Willa Cather, the oldest of seven children, was born on December 7, 1873. She lived in Virginia until age nine, when her family moved to Nebraska. The shift from the mountains of Virginia to the plains of Nebraska affected Cather strongly, as did the immigrant population she encountered in Red Cloud, the second Nebraska town in which her family lived. Cather attended the University of Nebraska, where she was a star student. Although she initially wanted to be a doctor, she soon decided to concentrate on the classics. During college, Cather discovered her talent for writing and quickly entered the world of journalism. By the time she was twenty, she had a column in the Nebraska State Journal, and during her junior year, she became the paper’s drama critic. After graduation, she took a job in Pittsburgh, Pennsylvania, as managing editor for Home Monthly, a women’s magazine. About a year later, she became a drama critic for a Pittsburgh newspaper called the Leader.
Beginning in 1901, Cather did a five-year stint as a high school English teacher, a job she hoped would give her plenty of time for her own writing. In 1903, she published a book of poetry called April Twilights. After she met S. S. McClure, editor of McClure’s Magazine, McClure offered her a job as an editor at the magazine, which was famous for its muckraking journalism. She accepted and moved to New York. Cather’s biography of Christian Science founder Mary Baker Eddy was published serially in McClure’s, and in 1909, it was published as a book. The biography infuriated Christian Scientists, who attempted to buy every copy in an effort to contain the damage.
In 1913, Cather followed the advice of her mentor, writer Sarah Orne Jewett, and left the magazine to focus on writing full-time. Cather considered her first novel, Alexander’s Bridge (1912), derivative of Henry James’s and Edith Wharton’s fiction. She found her true voice in O Pioneers! (1913), a novel set on the prairie. In 1918, Cather published My Ántonia, the story of a boy named Jim who, like Cather, moves to Nebraska from Virginia. The novel received rave reviews, and its popularity persists today. Cather won the Pulitzer Prize for One of Ours (1922). In her novel Death Comes for the Archbishop (1927), Cather explored the life of a French Catholic missionary in the southwestern United States.

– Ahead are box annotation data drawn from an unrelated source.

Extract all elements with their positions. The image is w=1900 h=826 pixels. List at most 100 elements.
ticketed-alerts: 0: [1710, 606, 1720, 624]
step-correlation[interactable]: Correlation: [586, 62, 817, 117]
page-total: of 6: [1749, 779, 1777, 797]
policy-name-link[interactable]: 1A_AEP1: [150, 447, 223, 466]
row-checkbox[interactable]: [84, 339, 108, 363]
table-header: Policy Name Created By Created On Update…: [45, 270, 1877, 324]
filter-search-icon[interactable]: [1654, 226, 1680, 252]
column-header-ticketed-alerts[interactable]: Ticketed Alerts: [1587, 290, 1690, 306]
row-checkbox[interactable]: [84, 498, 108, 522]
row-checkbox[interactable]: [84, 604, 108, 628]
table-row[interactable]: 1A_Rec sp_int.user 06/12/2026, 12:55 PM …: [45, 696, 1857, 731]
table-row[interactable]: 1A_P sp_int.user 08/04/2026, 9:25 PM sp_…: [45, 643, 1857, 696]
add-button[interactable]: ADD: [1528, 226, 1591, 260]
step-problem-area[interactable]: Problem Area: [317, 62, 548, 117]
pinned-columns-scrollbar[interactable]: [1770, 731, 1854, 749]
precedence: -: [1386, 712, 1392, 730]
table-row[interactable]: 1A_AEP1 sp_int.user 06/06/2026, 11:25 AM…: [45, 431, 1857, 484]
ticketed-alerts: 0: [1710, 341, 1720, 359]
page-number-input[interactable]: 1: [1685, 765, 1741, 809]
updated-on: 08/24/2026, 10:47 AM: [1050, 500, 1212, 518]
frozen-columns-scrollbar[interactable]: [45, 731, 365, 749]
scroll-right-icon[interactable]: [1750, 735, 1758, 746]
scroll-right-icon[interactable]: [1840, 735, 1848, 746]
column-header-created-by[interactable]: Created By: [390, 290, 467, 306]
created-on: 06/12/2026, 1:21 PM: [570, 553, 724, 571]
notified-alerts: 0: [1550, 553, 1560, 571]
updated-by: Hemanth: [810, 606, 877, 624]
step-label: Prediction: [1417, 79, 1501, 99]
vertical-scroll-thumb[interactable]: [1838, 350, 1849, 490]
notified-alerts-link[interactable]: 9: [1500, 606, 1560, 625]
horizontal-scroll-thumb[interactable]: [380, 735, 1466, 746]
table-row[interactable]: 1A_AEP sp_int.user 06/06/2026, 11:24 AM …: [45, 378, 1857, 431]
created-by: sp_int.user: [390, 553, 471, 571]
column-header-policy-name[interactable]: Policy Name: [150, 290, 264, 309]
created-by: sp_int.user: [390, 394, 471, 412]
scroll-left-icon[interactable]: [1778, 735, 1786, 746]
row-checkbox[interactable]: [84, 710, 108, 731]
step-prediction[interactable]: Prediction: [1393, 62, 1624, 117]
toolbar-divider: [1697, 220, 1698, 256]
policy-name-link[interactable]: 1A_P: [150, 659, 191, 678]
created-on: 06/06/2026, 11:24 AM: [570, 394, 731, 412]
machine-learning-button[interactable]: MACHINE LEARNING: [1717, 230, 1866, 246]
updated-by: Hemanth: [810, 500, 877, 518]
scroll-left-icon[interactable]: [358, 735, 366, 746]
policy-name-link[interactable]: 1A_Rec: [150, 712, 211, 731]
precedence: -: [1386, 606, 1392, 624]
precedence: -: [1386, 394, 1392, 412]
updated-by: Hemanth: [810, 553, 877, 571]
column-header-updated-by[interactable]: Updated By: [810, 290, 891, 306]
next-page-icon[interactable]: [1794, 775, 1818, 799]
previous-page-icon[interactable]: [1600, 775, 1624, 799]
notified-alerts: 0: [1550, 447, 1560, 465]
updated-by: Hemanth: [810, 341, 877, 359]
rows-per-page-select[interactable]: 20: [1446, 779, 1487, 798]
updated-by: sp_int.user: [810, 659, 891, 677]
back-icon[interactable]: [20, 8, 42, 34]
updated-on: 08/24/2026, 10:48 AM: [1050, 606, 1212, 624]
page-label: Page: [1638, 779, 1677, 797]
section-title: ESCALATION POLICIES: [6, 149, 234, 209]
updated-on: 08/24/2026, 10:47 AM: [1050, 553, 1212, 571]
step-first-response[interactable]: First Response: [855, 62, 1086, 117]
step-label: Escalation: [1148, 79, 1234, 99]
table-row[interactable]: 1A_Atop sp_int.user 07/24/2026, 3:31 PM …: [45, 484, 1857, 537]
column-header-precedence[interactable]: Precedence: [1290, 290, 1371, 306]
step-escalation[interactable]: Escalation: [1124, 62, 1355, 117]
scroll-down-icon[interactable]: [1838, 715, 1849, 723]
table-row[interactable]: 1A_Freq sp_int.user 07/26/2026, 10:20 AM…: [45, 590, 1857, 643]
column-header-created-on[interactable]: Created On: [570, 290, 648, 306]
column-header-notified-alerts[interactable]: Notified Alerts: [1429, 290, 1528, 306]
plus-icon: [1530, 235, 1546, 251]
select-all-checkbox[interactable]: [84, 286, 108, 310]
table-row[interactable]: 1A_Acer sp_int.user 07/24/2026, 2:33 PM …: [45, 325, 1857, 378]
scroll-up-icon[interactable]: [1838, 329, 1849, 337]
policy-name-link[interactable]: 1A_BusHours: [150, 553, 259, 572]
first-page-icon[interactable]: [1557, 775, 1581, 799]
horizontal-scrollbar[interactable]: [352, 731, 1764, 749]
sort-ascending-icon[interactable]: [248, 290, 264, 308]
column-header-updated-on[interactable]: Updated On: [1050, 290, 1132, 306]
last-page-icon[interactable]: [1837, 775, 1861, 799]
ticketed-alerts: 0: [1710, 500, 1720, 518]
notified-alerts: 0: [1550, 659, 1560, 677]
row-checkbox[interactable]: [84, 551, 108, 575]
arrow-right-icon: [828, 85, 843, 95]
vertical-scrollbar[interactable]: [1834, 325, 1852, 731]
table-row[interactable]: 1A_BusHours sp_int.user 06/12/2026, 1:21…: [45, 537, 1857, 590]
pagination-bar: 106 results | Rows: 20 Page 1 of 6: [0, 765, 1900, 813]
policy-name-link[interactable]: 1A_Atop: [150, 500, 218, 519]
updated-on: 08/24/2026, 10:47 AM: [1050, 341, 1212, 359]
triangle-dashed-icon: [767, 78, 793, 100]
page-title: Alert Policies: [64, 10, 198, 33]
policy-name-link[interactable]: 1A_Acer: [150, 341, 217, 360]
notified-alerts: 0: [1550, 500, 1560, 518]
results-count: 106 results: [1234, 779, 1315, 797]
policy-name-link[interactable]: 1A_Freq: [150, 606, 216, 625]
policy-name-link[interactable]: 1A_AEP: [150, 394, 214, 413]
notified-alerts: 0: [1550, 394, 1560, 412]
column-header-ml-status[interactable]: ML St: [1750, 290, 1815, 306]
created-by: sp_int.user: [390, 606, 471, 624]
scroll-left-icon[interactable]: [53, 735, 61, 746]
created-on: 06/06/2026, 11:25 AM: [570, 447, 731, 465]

Cather’s other works include the novels The Song of the Lark (1915), The Professor’s House (1922), A Lost Lady (1923), My Mortal Enemy (1926), Shadows on the Rock (1931), Lucy Gayheart (1935), and Sapphira and the Slave Girl (1940) and the short-story collections Youth and the Bright Medusa (1920) and Obscure Destinies (1932). Cather died of a cerebral hemorrhage in 1947.
Although Cather is most often associated with the prairie, her adult life was cosmopolitan. She lived in a number of big cities, including New York. Most modern scholars agree that she was a lesbian. She wrote her books for her friend Isabelle McClung, with whom she lived and traveled in her twenties. For forty years, Cather lived with Edith Lewis, an advertising woman who also hailed from Nebraska. Many details of Cather’s personal life are unknown, however, because both she and Lewis destroyed their letters.
In recent years, critical interest in Cather has increased dramatically. Once dismissed as a folksy Midwestern writer, Cather’s reputation has undergone a transformation. Feminist scholars, among others, find much to interest them in such novels as O, Pioneers! and My Antonia, and Cather’s work is increasingly taught in high schools and colleges.
“Paul’s Case,” one of Cather’s most frequently anthologized short stories, was originally published in McClure’s. It later appeared in Cather’s first short-story collection, The Troll Garden (1905). It was written and is set in Pittsburgh, where men such as J. P. Morgan and Andrew Carnegie were making vast fortunes during the early 1900s. These “iron kings” and steel magnates are the giants who employ Paul’s neighbors and who fire Paul’s imagination. Carnegie Music Hall in Pittsburgh, where Paul works as an usher, is named for steel magnate and philanthropist Andrew Carnegie. Carnegie’s name and influence loom large over the story, because it is at the Hall that Paul first finds a means of escaping his unhappy life.
Cather claimed that her teaching experiences inspired “Paul’s Case.” Her career as a young journalist also seems to inform the story, as Cather spoke of the intoxicating effect of seeing her name in print for the first time. Her instant addiction to the world of journalism and the arts is mirrored in Paul, who is hypnotized by theater and music.